Luxemburg ist eine repräsentative Demokratie in Form einer konstitutionellen Monarchie. Dies beinhaltet verschiedene Elemente semi-direkter Demokratie.

Wie in verschiedenen anderen Ländern der Europäischen Union auch, gibt es in Luxemburg die Wahlpflicht. Das Verweigern der Wahlpflicht kann mit einer Geldbuße bestraft werden.

Parlamentswahlen

Die 60 Mitglieder der Abgeordnetenkammer werden in uneingeschränkter allgemeiner Wahl nach dem Verhältniswahlrecht gewählt. Die Parlamentswahlen finden alle fünf Jahre statt. Die letzten Parlamentswahlen fanden am 20. Oktober 2013 statt.

Europawahlen

Alle fünf Jahre wählen die Luxemburger in direkter Wahl sechs luxemburgische Vertreter in das Europäische Parlament. Die letzten Europawahlen fanden am 25. Juni 2014 statt.

Kommunalwahlen

Auf kommunaler Ebene werden die Gemeinderäte alle sechs Jahre direkt von den Einwohnern der Gemeinden gewählt. Jede luxemburgische Gemeinde hat einen Gemeinderat, sowie ein Bürgermeister- und Schöffenkollegium. Die letzten Kommunalwahlen fanden am 9. Oktober 2011 statt.

Nationale Referenden

Das Gesetz vom 4. Februar 2005 über nationale Referenden bildet das Rahmengesetz, das die Modalitäten bestimmt, die bei der Organisation eines in der Verfassung vorgesehenen Referendums, vorzusehen sind.

Das letzte nationale Referendum fand am 10. Juli 2005 statt und handelte über den europäischen Verfassungsentwurf. Die Luxemburger haben sich mit 56,52% der Stimmen für den vorgeschlagenen Text ausgesprochen.

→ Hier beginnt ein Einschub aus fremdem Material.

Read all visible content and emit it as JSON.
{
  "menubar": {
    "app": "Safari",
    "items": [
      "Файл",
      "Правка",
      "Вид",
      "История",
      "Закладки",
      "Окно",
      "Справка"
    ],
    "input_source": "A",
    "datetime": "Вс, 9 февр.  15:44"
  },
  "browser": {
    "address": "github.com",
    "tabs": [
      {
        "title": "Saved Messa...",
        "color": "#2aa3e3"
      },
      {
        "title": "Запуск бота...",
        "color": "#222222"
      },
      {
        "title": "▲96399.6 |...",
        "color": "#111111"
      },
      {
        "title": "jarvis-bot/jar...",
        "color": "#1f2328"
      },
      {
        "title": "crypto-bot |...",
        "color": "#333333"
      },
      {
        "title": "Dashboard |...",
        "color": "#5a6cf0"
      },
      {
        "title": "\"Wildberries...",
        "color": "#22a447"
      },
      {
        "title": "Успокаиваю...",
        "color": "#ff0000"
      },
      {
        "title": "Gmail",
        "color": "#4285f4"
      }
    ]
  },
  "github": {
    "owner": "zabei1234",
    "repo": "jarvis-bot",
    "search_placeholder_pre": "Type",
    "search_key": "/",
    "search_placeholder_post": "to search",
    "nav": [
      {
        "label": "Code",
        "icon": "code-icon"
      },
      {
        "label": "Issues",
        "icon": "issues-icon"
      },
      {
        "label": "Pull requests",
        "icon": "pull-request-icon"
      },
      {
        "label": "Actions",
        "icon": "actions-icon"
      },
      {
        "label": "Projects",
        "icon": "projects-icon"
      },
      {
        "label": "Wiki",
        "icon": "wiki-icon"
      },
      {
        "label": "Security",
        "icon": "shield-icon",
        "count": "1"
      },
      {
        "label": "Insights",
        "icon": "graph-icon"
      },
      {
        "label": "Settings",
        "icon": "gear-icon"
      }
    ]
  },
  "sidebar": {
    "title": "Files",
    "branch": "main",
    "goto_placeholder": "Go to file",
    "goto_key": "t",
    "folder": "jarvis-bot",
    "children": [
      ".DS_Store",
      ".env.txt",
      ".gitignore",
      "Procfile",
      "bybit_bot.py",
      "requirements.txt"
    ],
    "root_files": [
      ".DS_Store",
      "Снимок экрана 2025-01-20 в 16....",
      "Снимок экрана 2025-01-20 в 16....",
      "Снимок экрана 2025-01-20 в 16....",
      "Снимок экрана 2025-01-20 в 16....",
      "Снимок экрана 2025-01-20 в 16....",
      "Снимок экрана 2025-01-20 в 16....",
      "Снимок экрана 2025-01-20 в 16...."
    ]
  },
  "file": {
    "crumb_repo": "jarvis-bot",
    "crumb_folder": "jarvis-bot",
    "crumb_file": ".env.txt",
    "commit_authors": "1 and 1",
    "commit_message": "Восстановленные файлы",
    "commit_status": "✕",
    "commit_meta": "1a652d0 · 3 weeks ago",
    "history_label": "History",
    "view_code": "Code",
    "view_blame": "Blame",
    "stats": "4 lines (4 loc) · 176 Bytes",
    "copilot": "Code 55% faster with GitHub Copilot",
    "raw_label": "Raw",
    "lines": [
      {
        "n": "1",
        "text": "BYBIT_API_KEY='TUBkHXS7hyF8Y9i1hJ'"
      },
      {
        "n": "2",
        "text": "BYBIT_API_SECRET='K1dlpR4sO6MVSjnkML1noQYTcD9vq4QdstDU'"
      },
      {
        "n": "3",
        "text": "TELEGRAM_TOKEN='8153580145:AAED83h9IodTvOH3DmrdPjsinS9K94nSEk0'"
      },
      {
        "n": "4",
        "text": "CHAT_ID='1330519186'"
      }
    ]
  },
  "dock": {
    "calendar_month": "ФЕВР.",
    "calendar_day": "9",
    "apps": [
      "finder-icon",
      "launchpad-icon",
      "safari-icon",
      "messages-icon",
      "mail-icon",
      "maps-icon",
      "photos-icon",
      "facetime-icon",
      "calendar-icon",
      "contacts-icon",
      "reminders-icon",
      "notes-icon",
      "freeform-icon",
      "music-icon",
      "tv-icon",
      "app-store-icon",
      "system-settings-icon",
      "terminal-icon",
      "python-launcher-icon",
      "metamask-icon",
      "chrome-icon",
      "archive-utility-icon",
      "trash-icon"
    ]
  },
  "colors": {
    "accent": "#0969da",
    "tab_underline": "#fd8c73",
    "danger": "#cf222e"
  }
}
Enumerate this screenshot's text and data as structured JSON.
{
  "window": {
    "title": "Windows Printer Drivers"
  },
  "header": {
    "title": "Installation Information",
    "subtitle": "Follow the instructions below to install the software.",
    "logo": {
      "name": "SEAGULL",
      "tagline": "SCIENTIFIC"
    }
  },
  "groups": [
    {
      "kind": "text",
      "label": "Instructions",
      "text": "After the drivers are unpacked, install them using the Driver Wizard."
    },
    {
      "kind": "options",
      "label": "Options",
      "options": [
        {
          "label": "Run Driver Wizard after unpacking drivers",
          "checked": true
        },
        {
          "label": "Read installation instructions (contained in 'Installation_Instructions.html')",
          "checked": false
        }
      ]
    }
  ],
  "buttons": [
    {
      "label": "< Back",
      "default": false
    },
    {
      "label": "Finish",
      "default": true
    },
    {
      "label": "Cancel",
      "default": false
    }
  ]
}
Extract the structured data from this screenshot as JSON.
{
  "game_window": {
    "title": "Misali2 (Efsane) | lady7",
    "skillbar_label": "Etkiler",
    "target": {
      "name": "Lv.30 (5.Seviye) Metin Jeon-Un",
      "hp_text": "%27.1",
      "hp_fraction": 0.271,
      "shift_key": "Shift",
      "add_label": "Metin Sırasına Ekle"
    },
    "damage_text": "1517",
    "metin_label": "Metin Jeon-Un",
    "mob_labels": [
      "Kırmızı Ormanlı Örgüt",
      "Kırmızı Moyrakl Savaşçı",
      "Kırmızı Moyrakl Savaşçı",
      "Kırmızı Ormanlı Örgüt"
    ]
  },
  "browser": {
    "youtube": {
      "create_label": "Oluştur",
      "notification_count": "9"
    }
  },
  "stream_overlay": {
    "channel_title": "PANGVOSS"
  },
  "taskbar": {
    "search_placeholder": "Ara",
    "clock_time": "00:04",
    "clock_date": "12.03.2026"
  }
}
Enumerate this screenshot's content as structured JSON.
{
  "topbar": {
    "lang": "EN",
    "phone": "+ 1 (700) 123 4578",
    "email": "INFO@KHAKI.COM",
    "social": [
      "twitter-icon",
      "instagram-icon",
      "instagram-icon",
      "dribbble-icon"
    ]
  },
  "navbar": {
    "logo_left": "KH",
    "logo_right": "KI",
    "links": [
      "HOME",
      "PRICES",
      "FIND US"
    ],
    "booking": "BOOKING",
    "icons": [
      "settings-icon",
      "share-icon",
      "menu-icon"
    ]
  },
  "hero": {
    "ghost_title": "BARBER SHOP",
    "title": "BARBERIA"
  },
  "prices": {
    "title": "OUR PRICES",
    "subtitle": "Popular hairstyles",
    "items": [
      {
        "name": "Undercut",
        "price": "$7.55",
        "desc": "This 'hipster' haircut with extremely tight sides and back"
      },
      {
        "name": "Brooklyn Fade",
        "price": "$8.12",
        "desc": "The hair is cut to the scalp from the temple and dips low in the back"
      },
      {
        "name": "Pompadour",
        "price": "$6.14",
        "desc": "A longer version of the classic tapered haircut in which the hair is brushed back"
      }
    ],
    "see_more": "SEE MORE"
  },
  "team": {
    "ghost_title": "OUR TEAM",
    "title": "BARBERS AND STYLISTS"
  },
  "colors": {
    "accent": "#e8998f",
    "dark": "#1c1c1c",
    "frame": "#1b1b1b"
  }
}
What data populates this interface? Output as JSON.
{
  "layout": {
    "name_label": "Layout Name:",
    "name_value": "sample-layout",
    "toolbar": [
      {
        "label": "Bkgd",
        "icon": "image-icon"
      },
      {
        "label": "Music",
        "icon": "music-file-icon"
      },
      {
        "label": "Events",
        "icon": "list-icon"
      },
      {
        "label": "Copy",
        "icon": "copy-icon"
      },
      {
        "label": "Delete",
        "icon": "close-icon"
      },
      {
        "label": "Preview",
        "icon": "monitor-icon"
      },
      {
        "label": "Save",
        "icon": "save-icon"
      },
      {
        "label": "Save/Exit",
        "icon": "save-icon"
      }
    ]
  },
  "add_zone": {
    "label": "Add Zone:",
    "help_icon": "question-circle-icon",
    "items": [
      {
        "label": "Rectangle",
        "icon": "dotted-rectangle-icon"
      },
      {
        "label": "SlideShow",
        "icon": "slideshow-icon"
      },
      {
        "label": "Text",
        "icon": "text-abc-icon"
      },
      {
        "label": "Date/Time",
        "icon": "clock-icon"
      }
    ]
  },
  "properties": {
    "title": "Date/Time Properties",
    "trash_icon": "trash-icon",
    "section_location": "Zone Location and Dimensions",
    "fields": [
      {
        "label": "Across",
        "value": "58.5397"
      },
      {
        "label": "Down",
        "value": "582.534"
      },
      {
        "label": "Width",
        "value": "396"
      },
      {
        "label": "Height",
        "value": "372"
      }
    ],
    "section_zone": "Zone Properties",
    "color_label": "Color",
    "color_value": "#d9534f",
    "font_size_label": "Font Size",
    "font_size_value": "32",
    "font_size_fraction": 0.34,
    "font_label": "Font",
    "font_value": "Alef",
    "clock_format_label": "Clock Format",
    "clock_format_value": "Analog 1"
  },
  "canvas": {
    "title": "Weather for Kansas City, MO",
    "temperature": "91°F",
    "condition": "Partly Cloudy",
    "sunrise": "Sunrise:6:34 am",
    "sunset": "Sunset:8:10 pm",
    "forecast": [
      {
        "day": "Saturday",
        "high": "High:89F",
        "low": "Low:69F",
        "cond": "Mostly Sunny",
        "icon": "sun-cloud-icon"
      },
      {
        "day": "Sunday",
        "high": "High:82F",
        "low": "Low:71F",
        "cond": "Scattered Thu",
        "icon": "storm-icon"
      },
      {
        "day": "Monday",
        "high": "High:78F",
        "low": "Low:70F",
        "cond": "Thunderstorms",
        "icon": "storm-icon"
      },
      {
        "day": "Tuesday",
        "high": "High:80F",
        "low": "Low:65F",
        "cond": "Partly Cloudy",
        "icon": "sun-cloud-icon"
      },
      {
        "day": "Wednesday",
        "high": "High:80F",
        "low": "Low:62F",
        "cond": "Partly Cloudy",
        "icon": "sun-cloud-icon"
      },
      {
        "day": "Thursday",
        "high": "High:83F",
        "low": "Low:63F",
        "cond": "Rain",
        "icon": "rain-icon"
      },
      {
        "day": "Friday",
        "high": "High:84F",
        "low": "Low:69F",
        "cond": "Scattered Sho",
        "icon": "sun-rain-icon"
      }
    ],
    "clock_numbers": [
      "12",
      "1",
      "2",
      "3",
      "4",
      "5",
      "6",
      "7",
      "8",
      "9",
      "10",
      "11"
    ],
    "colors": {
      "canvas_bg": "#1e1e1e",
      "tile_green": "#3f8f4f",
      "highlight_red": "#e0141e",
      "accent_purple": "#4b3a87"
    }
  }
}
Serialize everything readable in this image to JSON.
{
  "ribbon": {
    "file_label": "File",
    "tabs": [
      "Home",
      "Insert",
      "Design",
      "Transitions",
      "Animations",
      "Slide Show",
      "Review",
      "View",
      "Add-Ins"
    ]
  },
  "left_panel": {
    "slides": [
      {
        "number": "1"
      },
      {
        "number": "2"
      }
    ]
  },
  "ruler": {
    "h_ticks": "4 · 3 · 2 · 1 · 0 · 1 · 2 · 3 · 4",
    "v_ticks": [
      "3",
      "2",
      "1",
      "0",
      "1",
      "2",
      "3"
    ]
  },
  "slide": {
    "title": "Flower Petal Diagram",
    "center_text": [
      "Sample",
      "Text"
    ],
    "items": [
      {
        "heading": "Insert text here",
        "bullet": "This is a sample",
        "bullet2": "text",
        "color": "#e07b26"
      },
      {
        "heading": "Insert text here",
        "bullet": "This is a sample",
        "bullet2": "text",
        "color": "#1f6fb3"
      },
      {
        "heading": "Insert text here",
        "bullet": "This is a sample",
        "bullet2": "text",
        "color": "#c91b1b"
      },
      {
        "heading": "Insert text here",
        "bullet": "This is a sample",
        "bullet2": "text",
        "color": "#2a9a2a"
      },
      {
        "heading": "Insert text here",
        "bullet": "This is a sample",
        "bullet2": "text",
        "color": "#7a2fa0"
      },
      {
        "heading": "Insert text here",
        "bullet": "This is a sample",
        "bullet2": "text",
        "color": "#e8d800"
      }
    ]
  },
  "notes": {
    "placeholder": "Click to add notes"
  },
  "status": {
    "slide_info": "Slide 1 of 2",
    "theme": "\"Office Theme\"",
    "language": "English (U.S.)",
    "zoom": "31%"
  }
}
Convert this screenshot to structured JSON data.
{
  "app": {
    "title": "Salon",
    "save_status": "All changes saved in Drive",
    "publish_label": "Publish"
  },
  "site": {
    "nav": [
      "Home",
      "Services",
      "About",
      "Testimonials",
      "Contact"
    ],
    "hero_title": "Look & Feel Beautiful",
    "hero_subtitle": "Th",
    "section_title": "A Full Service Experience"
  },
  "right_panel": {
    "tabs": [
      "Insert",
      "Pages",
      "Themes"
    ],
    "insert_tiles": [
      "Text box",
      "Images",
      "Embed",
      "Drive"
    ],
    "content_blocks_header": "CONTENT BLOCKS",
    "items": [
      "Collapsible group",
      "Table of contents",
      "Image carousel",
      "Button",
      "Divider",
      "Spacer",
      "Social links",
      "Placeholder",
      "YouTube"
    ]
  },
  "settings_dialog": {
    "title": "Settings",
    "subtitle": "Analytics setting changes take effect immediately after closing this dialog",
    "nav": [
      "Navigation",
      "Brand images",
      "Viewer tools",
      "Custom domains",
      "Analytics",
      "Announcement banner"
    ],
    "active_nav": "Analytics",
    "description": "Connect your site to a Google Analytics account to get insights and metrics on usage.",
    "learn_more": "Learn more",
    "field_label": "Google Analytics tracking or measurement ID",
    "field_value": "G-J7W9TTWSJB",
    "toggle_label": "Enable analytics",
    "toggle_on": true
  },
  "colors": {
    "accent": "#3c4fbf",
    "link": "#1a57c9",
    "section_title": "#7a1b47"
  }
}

Angehörige eines anderen Mitgliedstaates der Europäischen Union

Angehörige eines anderen Mitgliedstaates der Europäischen Union, die in Luxemburg ihren Wohnsitz haben, können nicht nur bei den Europawahlen in Luxemburg wählen, sondern auch bei den Kommunalwahlen. Die Kommunalwahlen sind im Übrigen auch unter bestimmten Bedingungen offen für ausländische Staatsangehörige aus Drittstaaten.